Scenario: Why Is Performance Degrading over Time?

You have a smaller Elasticsearch cluster hosted on Elastic Cloud and you’ve noticed that performance seems to have declined recently. The response time during searches seems to have gone up, and overall the system just doesn’t seem to perform quite as well as it used to. You have already looked at the cluster performance metrics and have confirmed that both index and search response times have increased steadily and remained higher than before. So what explains the performance degradation?

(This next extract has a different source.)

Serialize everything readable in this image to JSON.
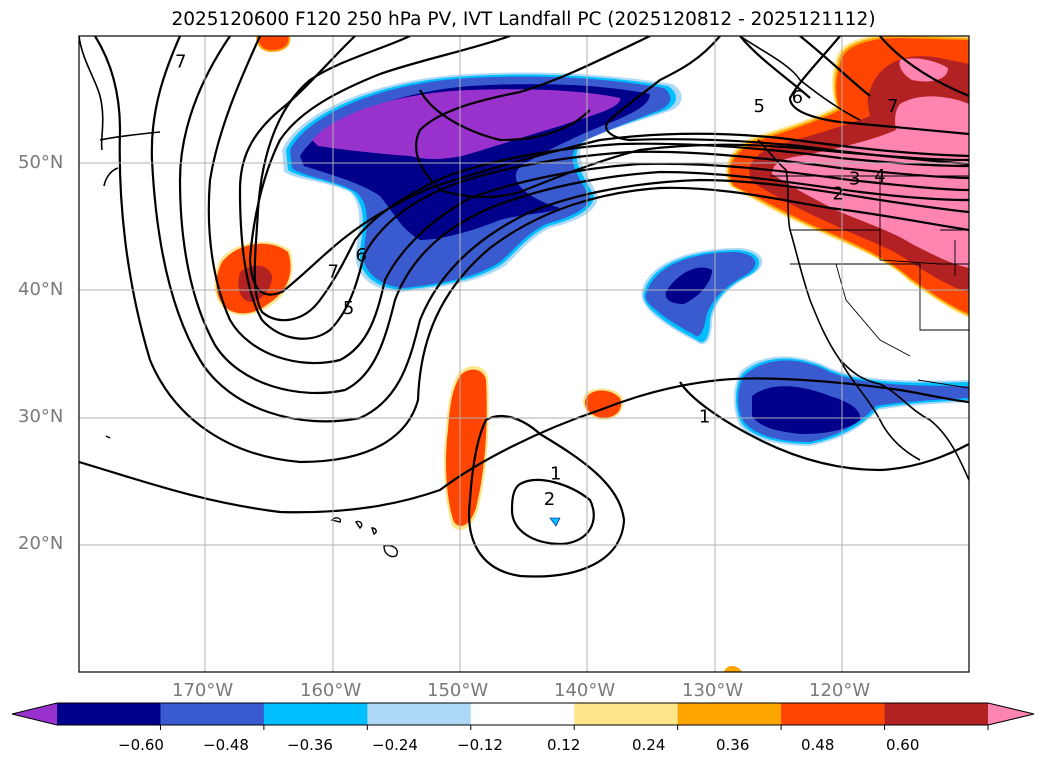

When you look in the Cluster Performance Metrics section of the Elastic Cloud Console, you see the following metrics:

CPU usage versus CPU credits over time

Between just after 00:10 and 00:20, excessively high CPU usage consumes all CPU credits until no more credits are available. CPU credits enable boosting the assigned CPU resources temporarily to improve performance on smaller clusters up to and including 4 GB of RAM when it is needed most, but CPU credits are by their nature limited. You accumulate CPU credits when you use less than your assigned share of CPU resources, and you consume credits when you use more CPU resources than assigned. As you max out your CPU resources, CPU credits permit your cluster to consume more than 100% of the assigned resources temporarily, which explains why CPU usage exceeds 100%, with usage peaks that reach well over 400% for one node. As CPU credits are depleted, CPU usage gradually drops until it returns to 100% at 00:30 when no more CPU credits are available. You can also see that after 00:30 credits gradually begin to accumulate again.

If you need your cluster to be able to sustain a certain level of performance, you cannot rely on CPU boosting to handle the workload except temporarily. To ensure that performance can be sustained, consider increasing the size of your cluster.